Bono solicits ideas for new (Red) products from the Cannes Lions audience Photo: David Griner

CANNES, France—A packed crowd of the world's top marketers thought they were turning out today to see Bono. What they didn't realize was that he was actually there to see them.

The U2 frontman spent much of his Cannes Lions presentation urging brands and agencies to help create an AIDS-free generation by supporting the ambitious—and largely stalled—goals of his global nonprofit, (Red). 

"The idea that we might get close to an AIDS-free generation, and then not get there, and for what? Because the heat isn't on the issue," Bono told attendees in the closing hours of the annual festival.

"You're about heat. You're a sort of thermostat for the world."

In an odd bit of on-stage irony, Bono gave broad praise to an audience of strangers and reserved his most pointed criticism for the old friend seated nearby: Apple design guru Jony Ive.

Although Apple was one of (Red)'s earliest supporters and largely helped launch the branded product program, Bono said the tech brand has always downplayed its involvement, beginning with Steve Jobs' refusal to put the nonprofit's signature parentheses on any Apple products or in any Apple stores.

"One of the reasons it's such a credit to have Jony Ive on the stage," Bono told panel moderator and Vice CEO Shane Smith, "is because Apple is so fucking annoyingly quiet about the fact they've raised $75 million. Nobody knows!"

Bono went so far as to stand up, pull out an official (Red) iPad cover and remove the device, illustrating to the audience that the only actual nod to the nonprofit was inside the cover and therefore always obscured by the tablet.

"Where's the (Red) branding?" he asked Ive. "Nobody can see that. This is modesty run amok. This is the Apple way. They're like a religious cult."

Taking the jabs in stride, Ive stopped short of apologizing for the corporation's understated approach, but he did say that Apple's longstanding alliance with the nonprofit is a strong one.

"We started in 2006 with one (Red) product, a Nano, and now we've got well over half a dozen," Ive said. "It's been really, really special for us."

Now Bono is looking for new partners—ones not afraid to make some noise and get some attention with their (Red)-branded products and initiatives.

"The people in this room could really figure this shit out," Bono said.

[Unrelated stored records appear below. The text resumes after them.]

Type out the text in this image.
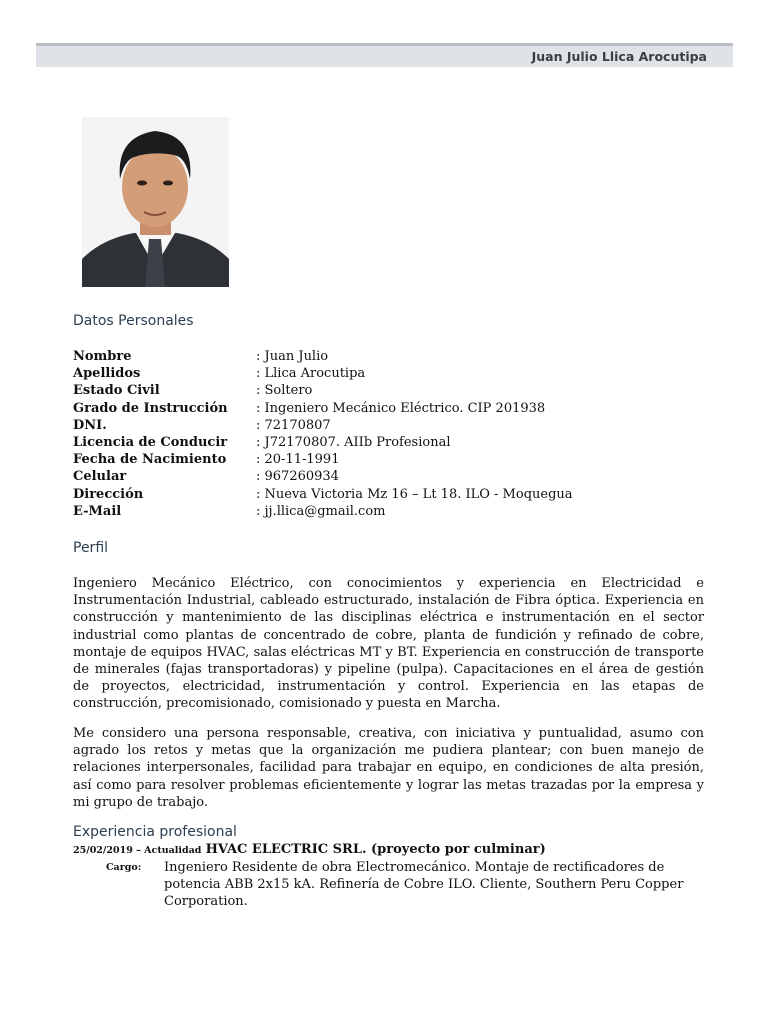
Juan Julio Llica Arocutipa
Datos Personales
Nombre	: Juan Julio
Apellidos	: Llica Arocutipa
Estado Civil	: Soltero
Grado de Instrucción	: Ingeniero Mecánico Eléctrico. CIP 201938
DNI.	: 72170807
Licencia de Conducir	: J72170807. AIIb Profesional
Fecha de Nacimiento	: 20-11-1991
Celular	: 967260934
Dirección	: Nueva Victoria Mz 16 – Lt 18. ILO - Moquegua
E-Mail	: jj.llica@gmail.com
Perfil

Ingeniero Mecánico Eléctrico, con conocimientos y experiencia en Electricidad e Instrumentación Industrial, cableado estructurado, instalación de Fibra óptica. Experiencia en construcción y mantenimiento de las disciplinas eléctrica e instrumentación en el sector industrial como plantas de concentrado de cobre, planta de fundición y refinado de cobre, montaje de equipos HVAC, salas eléctricas MT y BT. Experiencia en construcción de transporte de minerales (fajas transportadoras) y pipeline (pulpa). Capacitaciones en el área de gestión de proyectos, electricidad, instrumentación y control. Experiencia en las etapas de construcción, precomisionado, comisionado y puesta en Marcha.

Me considero una persona responsable, creativa, con iniciativa y puntualidad, asumo con agrado los retos y metas que la organización me pudiera plantear; con buen manejo de relaciones interpersonales, facilidad para trabajar en equipo, en condiciones de alta presión, así como para resolver problemas eficientemente y lograr las metas trazadas por la empresa y mi grupo de trabajo.

Experiencia profesional
25/02/2019 – Actualidad HVAC ELECTRIC SRL. (proyecto por culminar)
Cargo: Ingeniero Residente de obra Electromecánico. Montaje de rectificadores de potencia ABB 2x15 kA. Refinería de Cobre ILO. Cliente, Southern Peru Copper Corporation.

But he wasn't content to stop there. Bono and (Red) representatives passed around large red glasses as a sort of collection plate. They weren't collecting money, though. They were collecting business cards.

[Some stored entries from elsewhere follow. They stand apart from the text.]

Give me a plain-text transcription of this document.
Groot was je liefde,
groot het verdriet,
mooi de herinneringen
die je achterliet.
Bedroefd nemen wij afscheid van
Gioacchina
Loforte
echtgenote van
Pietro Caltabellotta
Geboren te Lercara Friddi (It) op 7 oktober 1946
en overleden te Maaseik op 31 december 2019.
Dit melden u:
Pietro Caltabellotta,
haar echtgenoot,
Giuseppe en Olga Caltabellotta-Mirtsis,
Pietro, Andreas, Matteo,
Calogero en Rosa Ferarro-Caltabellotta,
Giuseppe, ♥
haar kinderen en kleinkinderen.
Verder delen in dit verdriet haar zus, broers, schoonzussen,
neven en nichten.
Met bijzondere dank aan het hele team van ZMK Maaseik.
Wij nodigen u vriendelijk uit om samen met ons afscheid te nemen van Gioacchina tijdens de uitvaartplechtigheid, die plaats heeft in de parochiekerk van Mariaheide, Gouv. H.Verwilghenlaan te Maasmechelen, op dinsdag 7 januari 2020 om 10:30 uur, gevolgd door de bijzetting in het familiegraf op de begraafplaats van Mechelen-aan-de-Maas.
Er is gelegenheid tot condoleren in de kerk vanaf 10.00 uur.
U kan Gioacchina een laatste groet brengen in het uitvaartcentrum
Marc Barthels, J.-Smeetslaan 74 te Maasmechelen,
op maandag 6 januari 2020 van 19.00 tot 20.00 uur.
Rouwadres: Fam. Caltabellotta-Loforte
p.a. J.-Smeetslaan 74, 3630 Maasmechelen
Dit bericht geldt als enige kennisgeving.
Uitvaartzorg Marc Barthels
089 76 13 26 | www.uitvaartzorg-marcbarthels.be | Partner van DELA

"If somebody has one product they make that they could just rebrand next year for (Red)," Bono said, "that would be really great outcome for us."

Cannes attendees didn't even need to wait for a phone call. As the business cards were collected, Bono asked the crowd of top-tier creatives to begin shouting out ideas.

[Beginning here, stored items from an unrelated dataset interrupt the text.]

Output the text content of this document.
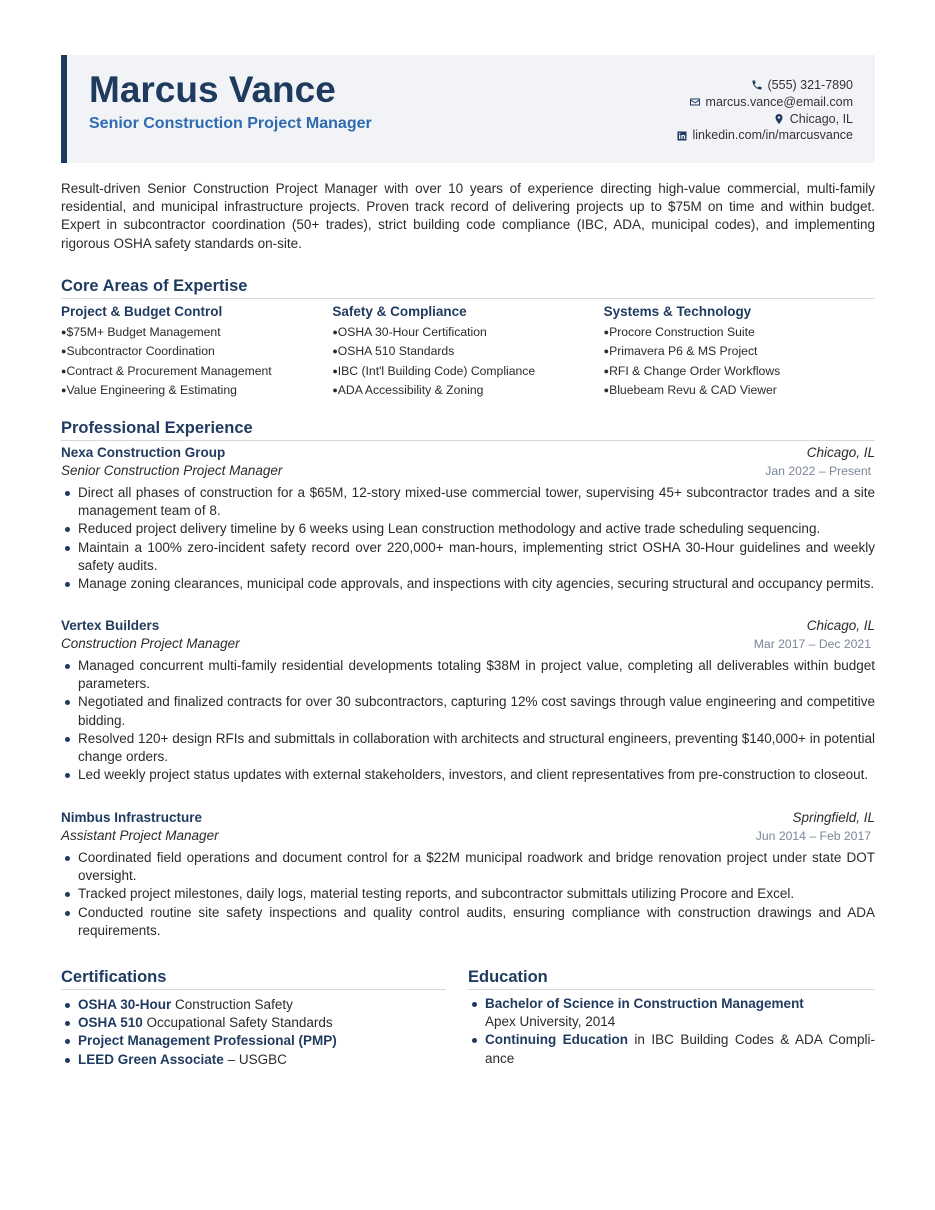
Marcus Vance
Senior Construction Project Manager
(555) 321-7890
marcus.vance@email.com
Chicago, IL
linkedin.com/in/marcusvance

Result-driven Senior Construction Project Manager with over 10 years of experience directing high-value commercial, multi-family residential, and municipal infrastructure projects. Proven track record of delivering projects up to $75M on time and within budget. Expert in subcontractor coordination (50+ trades), strict building code compliance (IBC, ADA, municipal codes), and implementing rigorous OSHA safety standards on-site.

Core Areas of Expertise
Project & Budget Control
● $75M+ Budget Management
● Subcontractor Coordination
● Contract & Procurement Management
● Value Engineering & Estimating
Safety & Compliance
● OSHA 30-Hour Certification
● OSHA 510 Standards
● IBC (Int'l Building Code) Compliance
● ADA Accessibility & Zoning
Systems & Technology
● Procore Construction Suite
● Primavera P6 & MS Project
● RFI & Change Order Workflows
● Bluebeam Revu & CAD Viewer
Professional Experience
Nexa Construction Group	Chicago, IL
Senior Construction Project Manager	Jan 2022 – Present
Direct all phases of construction for a $65M, 12-story mixed-use commercial tower, supervising 45+ subcontractor trades and a site management team of 8.
Reduced project delivery timeline by 6 weeks using Lean construction methodology and active trade scheduling sequencing.
Maintain a 100% zero-incident safety record over 220,000+ man-hours, implementing strict OSHA 30-Hour guidelines and weekly safety audits.
Manage zoning clearances, municipal code approvals, and inspections with city agencies, securing structural and occupancy permits.
Vertex Builders	Chicago, IL
Construction Project Manager	Mar 2017 – Dec 2021
Managed concurrent multi-family residential developments totaling $38M in project value, completing all deliverables within budget parameters.
Negotiated and finalized contracts for over 30 subcontractors, capturing 12% cost savings through value engineering and competitive bidding.
Resolved 120+ design RFIs and submittals in collaboration with architects and structural engineers, preventing $140,000+ in potential change orders.
Led weekly project status updates with external stakeholders, investors, and client representatives from pre-construction to closeout.
Nimbus Infrastructure	Springfield, IL
Assistant Project Manager	Jun 2014 – Feb 2017
Coordinated field operations and document control for a $22M municipal roadwork and bridge renovation project under state DOT oversight.
Tracked project milestones, daily logs, material testing reports, and subcontractor submittals utilizing Procore and Excel.
Conducted routine site safety inspections and quality control audits, ensuring compliance with construction drawings and ADA requirements.
Certifications
OSHA 30-Hour Construction Safety
OSHA 510 Occupational Safety Standards
Project Management Professional (PMP)
LEED Green Associate – USGBC
Education
Bachelor of Science in Construction Management
Apex University, 2014
Continuing Education in IBC Building Codes & ADA Compliance
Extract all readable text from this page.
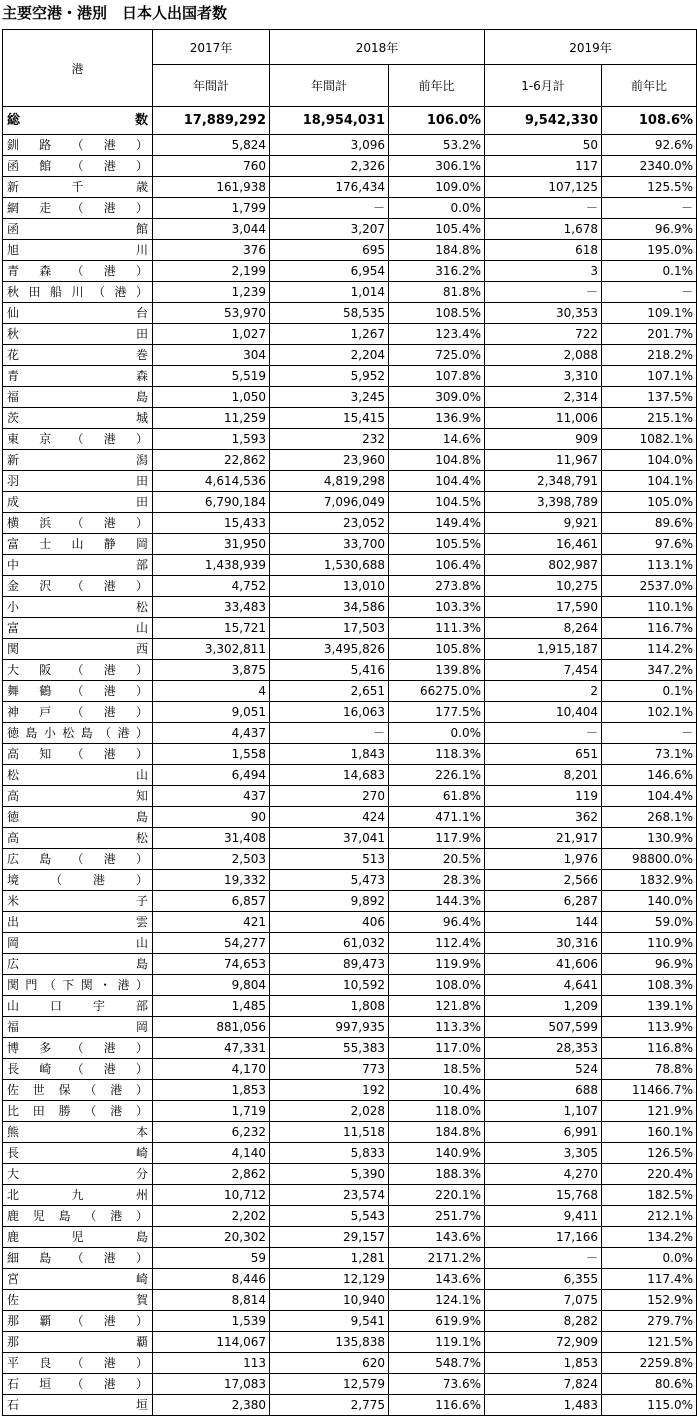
主要空港・港別　日本人出国者数
港	2017年	2018年		2019年	
	年間計	年間計	前年比	1-6月計	前年比
総数	17,889,292	18,954,031	106.0%	9,542,330	108.6%
釧路（港）	5,824	3,096	53.2%	50	92.6%
函館（港）	760	2,326	306.1%	117	2340.0%
新千歳	161,938	176,434	109.0%	107,125	125.5%
網走（港）	1,799	－	0.0%	－	－
函館	3,044	3,207	105.4%	1,678	96.9%
旭川	376	695	184.8%	618	195.0%
青森（港）	2,199	6,954	316.2%	3	0.1%
秋田船川（港）	1,239	1,014	81.8%	－	－
仙台	53,970	58,535	108.5%	30,353	109.1%
秋田	1,027	1,267	123.4%	722	201.7%
花巻	304	2,204	725.0%	2,088	218.2%
青森	5,519	5,952	107.8%	3,310	107.1%
福島	1,050	3,245	309.0%	2,314	137.5%
茨城	11,259	15,415	136.9%	11,006	215.1%
東京（港）	1,593	232	14.6%	909	1082.1%
新潟	22,862	23,960	104.8%	11,967	104.0%
羽田	4,614,536	4,819,298	104.4%	2,348,791	104.1%
成田	6,790,184	7,096,049	104.5%	3,398,789	105.0%
横浜（港）	15,433	23,052	149.4%	9,921	89.6%
富士山静岡	31,950	33,700	105.5%	16,461	97.6%
中部	1,438,939	1,530,688	106.4%	802,987	113.1%
金沢（港）	4,752	13,010	273.8%	10,275	2537.0%
小松	33,483	34,586	103.3%	17,590	110.1%
富山	15,721	17,503	111.3%	8,264	116.7%
関西	3,302,811	3,495,826	105.8%	1,915,187	114.2%
大阪（港）	3,875	5,416	139.8%	7,454	347.2%
舞鶴（港）	4	2,651	66275.0%	2	0.1%
神戸（港）	9,051	16,063	177.5%	10,404	102.1%
徳島小松島（港）	4,437	－	0.0%	－	－
高知（港）	1,558	1,843	118.3%	651	73.1%
松山	6,494	14,683	226.1%	8,201	146.6%
高知	437	270	61.8%	119	104.4%
徳島	90	424	471.1%	362	268.1%
高松	31,408	37,041	117.9%	21,917	130.9%
広島（港）	2,503	513	20.5%	1,976	98800.0%
境（港）	19,332	5,473	28.3%	2,566	1832.9%
米子	6,857	9,892	144.3%	6,287	140.0%
出雲	421	406	96.4%	144	59.0%
岡山	54,277	61,032	112.4%	30,316	110.9%
広島	74,653	89,473	119.9%	41,606	96.9%
関門（下関・港）	9,804	10,592	108.0%	4,641	108.3%
山口宇部	1,485	1,808	121.8%	1,209	139.1%
福岡	881,056	997,935	113.3%	507,599	113.9%
博多（港）	47,331	55,383	117.0%	28,353	116.8%
長崎（港）	4,170	773	18.5%	524	78.8%
佐世保（港）	1,853	192	10.4%	688	11466.7%
比田勝（港）	1,719	2,028	118.0%	1,107	121.9%
熊本	6,232	11,518	184.8%	6,991	160.1%
長崎	4,140	5,833	140.9%	3,305	126.5%
大分	2,862	5,390	188.3%	4,270	220.4%
北九州	10,712	23,574	220.1%	15,768	182.5%
鹿児島（港）	2,202	5,543	251.7%	9,411	212.1%
鹿児島	20,302	29,157	143.6%	17,166	134.2%
細島（港）	59	1,281	2171.2%	－	0.0%
宮崎	8,446	12,129	143.6%	6,355	117.4%
佐賀	8,814	10,940	124.1%	7,075	152.9%
那覇（港）	1,539	9,541	619.9%	8,282	279.7%
那覇	114,067	135,838	119.1%	72,909	121.5%
平良（港）	113	620	548.7%	1,853	2259.8%
石垣（港）	17,083	12,579	73.6%	7,824	80.6%
石垣	2,380	2,775	116.6%	1,483	115.0%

"Are there any ideas, by the way?" he asked. "Has anyone got one straight off?"  

As you might expect, this audience didn't waste its chance to pitch Bono. Attendees suggested everything from pop-up stores and debit cards to power cords that contribute every time you charge a device. Another suggested marathoners worldwide should stop one meter before their finish lines "to call attention for governments and not finish their marathons until we raise the money we need." 

One audience member (UPDATE: Michael Trautmann, co-founder of German agency thjnk, whom you can see in a tweet below) might have even secured the ultimate PR coup for his startup. He said he was planning to launch a new website top-level domain (think .com or .net) called .hiv, with registration fees going to AIDS charities. He offered Bono the first-ever website on the domain, Red.hiv.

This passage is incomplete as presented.